Quem analisa a posição do Parlamento Europeu e estuda os discursos proferidos no debate que antecedeu a aprovação da mencionada Resolução, identifica, de forma clara, a tentativa de criar instrumentos para implementação de barreiras comerciais. No debate e no texto da Resolução, os parlamentares silenciaram-se a respeito da produção e criação de animais geneticamente modificados, especialmente aqueles modificados para produzirem substâncias de interesse da indústria farmacêutica, área que é de grande interesse dos países do bloco. Atualmente, para produzir um animal geneticamente modificado, a técnica utilizada passa pelo procedimento de clonagem. É certo afirmar, considerando o atual estágio da técnica, que a maioria dos animais clonados não são transgênicos, mas que todo animal transgênico é um clone. Curioso, portanto, o fato dos eurodeputados não pleitearem a proibição da produção e criação de animais geneticamente modificados.

Analisando o que até aqui foi argumentado e levando em consideração o fato de termos, no Brasil, empresas nacionais prestando serviços de forma regular no campo da clonagem de animais, incluindo coleta, armazenamento e conservação de material biológico para clonagem futura, a organização do setor é exigida de forma imperiosa.

Criadores de bovinos, eqüinos e caprinos não dispõem de instrumento garantidor e motivador que ajude impedir que células somáticas sejam coletadas indevidamente de seus animais para produção clandestina de clones.
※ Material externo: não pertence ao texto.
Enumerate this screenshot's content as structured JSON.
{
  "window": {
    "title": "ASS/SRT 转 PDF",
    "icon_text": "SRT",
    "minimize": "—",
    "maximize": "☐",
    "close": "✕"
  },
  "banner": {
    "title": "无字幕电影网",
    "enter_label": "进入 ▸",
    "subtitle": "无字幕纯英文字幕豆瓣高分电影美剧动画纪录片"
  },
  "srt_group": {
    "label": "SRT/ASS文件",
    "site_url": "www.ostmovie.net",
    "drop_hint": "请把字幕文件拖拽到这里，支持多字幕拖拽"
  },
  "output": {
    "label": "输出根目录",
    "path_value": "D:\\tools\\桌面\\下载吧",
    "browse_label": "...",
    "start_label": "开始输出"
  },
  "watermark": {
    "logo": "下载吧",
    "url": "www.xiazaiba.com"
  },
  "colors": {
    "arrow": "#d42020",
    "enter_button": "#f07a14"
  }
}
O regulamento de registro proposto pelo MAPA pode até impedir que um clone clandestino seja registrado, mas não impede que um clone clandestino seja produzido e utilizado por quem o possuir.

Nesse caso o Direito, que deveria estar na vanguarda, pavimentando o caminho para o desenvolvimento seguro de uma atividade econômica relevante, tem dificuldade para ser estabelecido a reboque dos acontecimentos.

Efetivamente, a pujança a pecuária brasileira está atropelando e sendo atropelada pela burocracia e a inação de setores do Poder Executivo Federal.